Essentially, automation is enabling manufacturers to build new smart factories in developed countries. Automation helps factories operate with far less unskilled (mainly human) resources. Less labour means less labour costs. Factories operating out of high-cost manufacturing hotspots such as Germany and Japan are largely automated for production and deploy far fewer employees, relying mostly on skilled engineers to maintain the machinery and the equipment. In addition, fully standardised digital and automated processes can be much quicker than processes that involve human interaction and manual tasks.
Increased automation makes locating facilities in high cost, but also highly educated, countries a smart move. For example, a manufacturing execution system (MES) for the coordination of production machinery can automate the task of machine maintenance scheduling. But decisions still need to be made by people who are responsible for the outcome. These human decision points stand in the way of the complete ‘lights-out’ factory, but not in the way of progress. The more automated the factory becomes, the more flexibly it can react to market changes.
As more and more manufacturers embrace automation, sustainable practices and the nearshoring of facilities, smart factories – which utilise not only automation but other Industry 4.0 technologies and processes – are becoming increasingly common. Infor has partnered with Deloitte to open The Smart Factory @ Wichita on the Innovation Campus of Wichita State University to help manufacturers explore use-cases for new technologies and, ultimately, to transform their facilities into smart factories.
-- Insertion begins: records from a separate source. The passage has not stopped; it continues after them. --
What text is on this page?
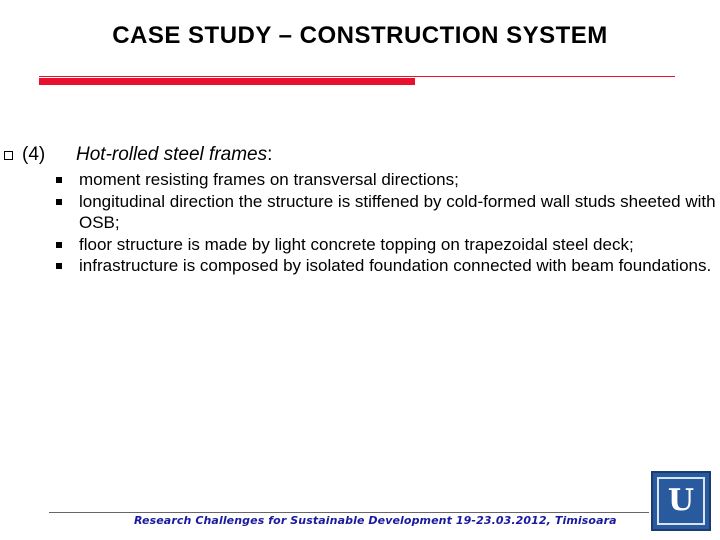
CASE STUDY – CONSTRUCTION SYSTEM
(4) Hot-rolled steel frames:
moment resisting frames on transversal directions;
longitudinal direction the structure is stiffened by cold-formed wall studs sheeted with OSB;
floor structure is made by light concrete topping on trapezoidal steel deck;
infrastructure is composed by isolated foundation connected with beam foundations.
Research Challenges for Sustainable Development 19-23.03.2012, Timisoara
U
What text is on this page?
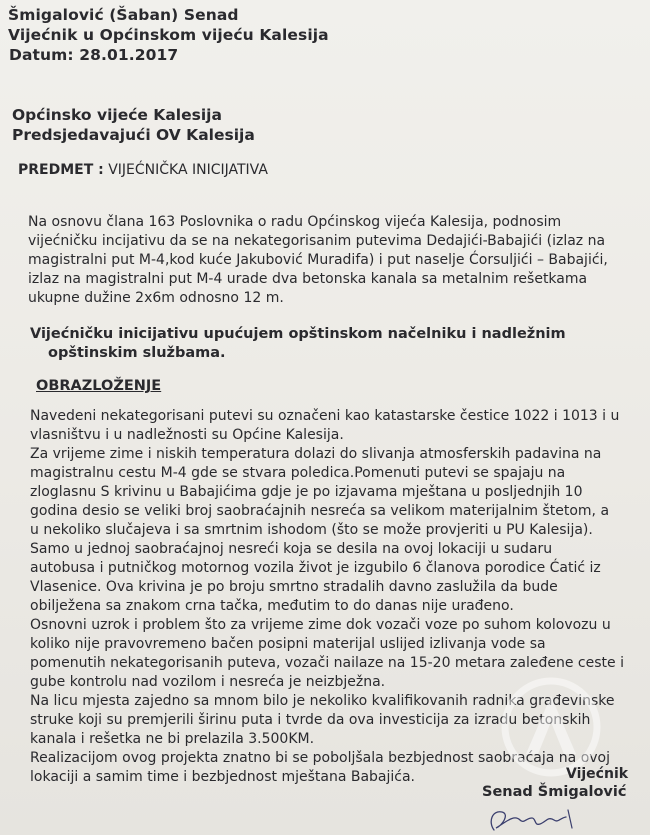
Šmigalović (Šaban) Senad
Vijećnik u Općinskom vijeću Kalesija
Datum: 28.01.2017
Općinsko vijeće Kalesija
Predsjedavajući OV Kalesija
PREDMET : VIJEĆNIČKA INICIJATIVA
Na osnovu člana 163 Poslovnika o radu Općinskog vijeća Kalesija, podnosim
vijećničku incijativu da se na nekategorisanim putevima Dedajići-Babajići (izlaz na
magistralni put M-4,kod kuće Jakubović Muradifa) i put naselje Ćorsuljići – Babajići,
izlaz na magistralni put M-4 urade dva betonska kanala sa metalnim rešetkama
ukupne dužine 2x6m odnosno 12 m.
Vijećničku inicijativu upućujem opštinskom načelniku i nadležnim
opštinskim službama.
OBRAZLOŽENJE
Navedeni nekategorisani putevi su označeni kao katastarske čestice 1022 i 1013 i u
vlasništvu i u nadležnosti su Općine Kalesija.
Za vrijeme zime i niskih temperatura dolazi do slivanja atmosferskih padavina na
magistralnu cestu M-4 gde se stvara poledica.Pomenuti putevi se spajaju na
zloglasnu S krivinu u Babajićima gdje je po izjavama mještana u posljednjih 10
godina desio se veliki broj saobraćajnih nesreća sa velikom materijalnim štetom, a
u nekoliko slučajeva i sa smrtnim ishodom (što se može provjeriti u PU Kalesija).
Samo u jednoj saobraćajnoj nesreći koja se desila na ovoj lokaciji u sudaru
autobusa i putničkog motornog vozila život je izgubilo 6 članova porodice Ćatić iz
Vlasenice. Ova krivina je po broju smrtno stradalih davno zaslužila da bude
obilježena sa znakom crna tačka, međutim to do danas nije urađeno.
Osnovni uzrok i problem što za vrijeme zime dok vozači voze po suhom kolovozu u
koliko nije pravovremeno bačen posipni materijal uslijed izlivanja vode sa
pomenutih nekategorisanih puteva, vozači nailaze na 15-20 metara zaleđene ceste i
gube kontrolu nad vozilom i nesreća je neizbježna.
Na licu mjesta zajedno sa mnom bilo je nekoliko kvalifikovanih radnika građevinske
struke koji su premjerili širinu puta i tvrde da ova investicija za izradu betonskih
kanala i rešetka ne bi prelazila 3.500KM.
Realizacijom ovog projekta znatno bi se poboljšala bezbjednost saobraćaja na ovoj
lokaciji a samim time i bezbjednost mještana Babajića.	Vijećnik
Senad Šmigalović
Many companies have already begun to integrate Industry 4.0 technologies, including artificial intelligence, into their business processes. As the world’s largest manufacturer of multidirectional forklifts, Infor customer Combilift has 60 000 unique trucks in operation to meet each client’s industry-specific needs. To help ensure that trucks which need servicing receive the right parts for the job, Combilift used Infor’s Coleman AI solution in combination with its CloudSuite Industrial ERP system. This helped automate the process of generating the parts lists for specific jobs, improving the efficiency and accuracy of the recommendations, scaling the service quote process, reducing stress on staff, and ensuring a first-time fix for clients.
Automation is complex, and there’s a lot of work to do to lay the foundation at any facility. The most urgent question for most production companies is not how to implement the latest technology; most have pilot projects and implementations for data analytics, digital manufacturing technologies or artificial intelligence. The key challenges are how to bring all these different technologies together, and how to roll them out across the entire production environment.
Replacing old technologies on a global scale often means a change in workflows and measurements. This change can be challenging. Standardising operations at all production sites, being able to monitor the same key performance indicators (KPIs) in the same way, and automating well-defined processes across all operations, are the first areas to address.